Where exactly is this museum? The memorial? My mom was at Poston. She took me and my kids to a Poston reunion where about 400 people showed up, were bussed to the Poston Memorial, stood for an hour listening to speeches, got back on the bus and went back to the Laughlin casinos. The attendees seemed to be mostly Nisei who were children or youths during camp, still in the "we had fun in camp" mode, and intent on reuniting with old friends.

I took my three kids to the Tule Lake Pilgrimage even though none of my family was at Tule. Every minute of the three-day event was planned. From the vidoes on the bus to the lunch stop on the way for food made by Fujinkai ladies. Intergenerational discussion groups, panels, performances, camp tours led by Jimi Yamaichi, who knows the camp like the back of his hand because his "job" at camp was to help maintain the infrastructure.

In contrast to the "white military" guys you mentioned, two of the white attendees were a 90-year-old Quaker woman who had taught school at camp, and a minister who wasn't allowed to live at the camp, so he rented a shack ten miles away and bicycled in every day. There were lots of internees who were ready to talk about their experiences. Tule had a real cross-section of internees -- the "Yes-Yes" people who later were sent elsewhere, the "No-No"s who were brought there. Lots of kibei. I had so many conversations and learned so much.

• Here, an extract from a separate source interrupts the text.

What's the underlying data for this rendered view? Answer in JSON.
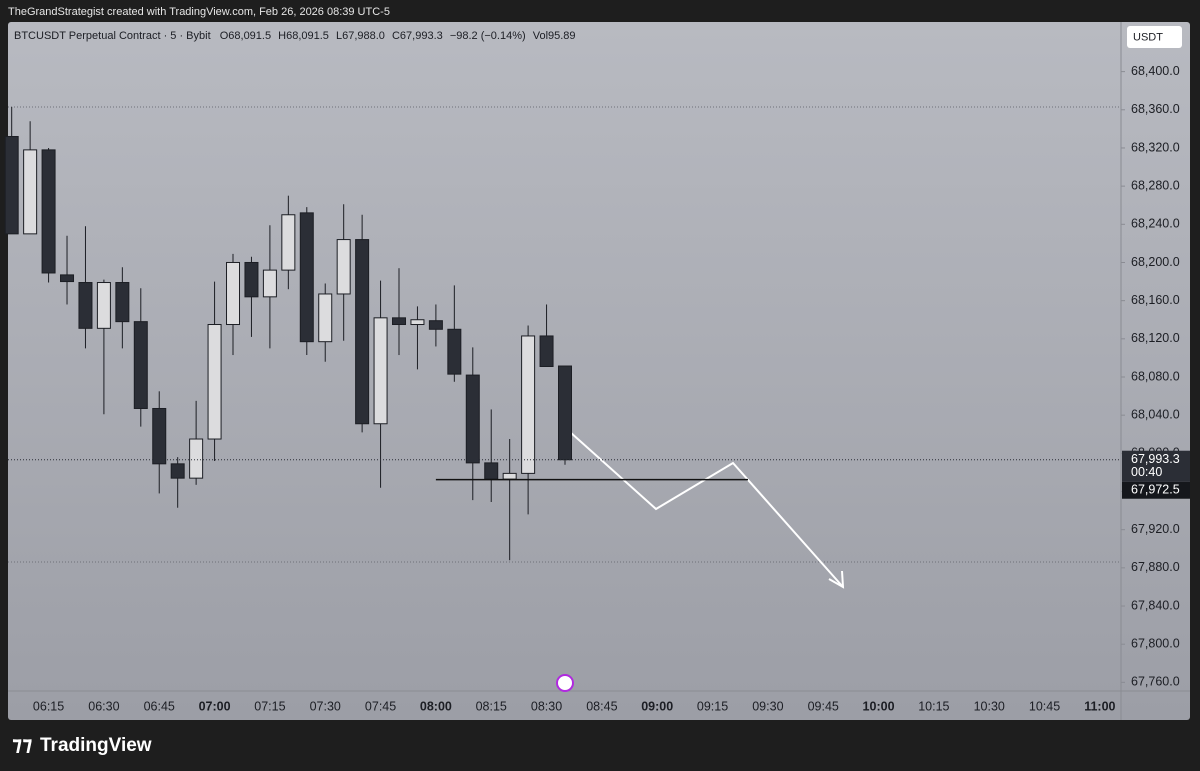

Tule Lake is still referred to as the "Jap camp" by locals. The area was drained by the Bureau of Reclaimation. Are the war WWII vets were given priorty opportunity to buy land cheap. They bought old camp barracks for $1 apiece. We got a chance to visit one -- abandoned and listing in a potato field. We could walk inside and feel the size of the rooms. It had been used as post-War migrant labor quarters, which also resonated for me, because my grandparents had to be migrant laborers post-War, having lost their pre-War 140-acre farm.

The Tule Lake Pilgrimage was life-changing. Both my daughter and I now work at a Nikkei historical society.


Subject: Re: Pilgrimages

Manzanar Pilgrimage Info:

This year it will be on Saturday, April 24, 1999. Usually, groups charter buses and leave L.A. around 7 am and arrive at Manazanar around 11 am. There is a program and pot luck style lunch and everyone leaves around 2 pm and returns to L.A. around 6 or 7 pm. You can also take your own car; many plan for the weekend and continue on after the Pilgrimage to the High Sierras to do some fishing, since the Pilgrimage always lands on Opening Day for trout fishing in the Sierras.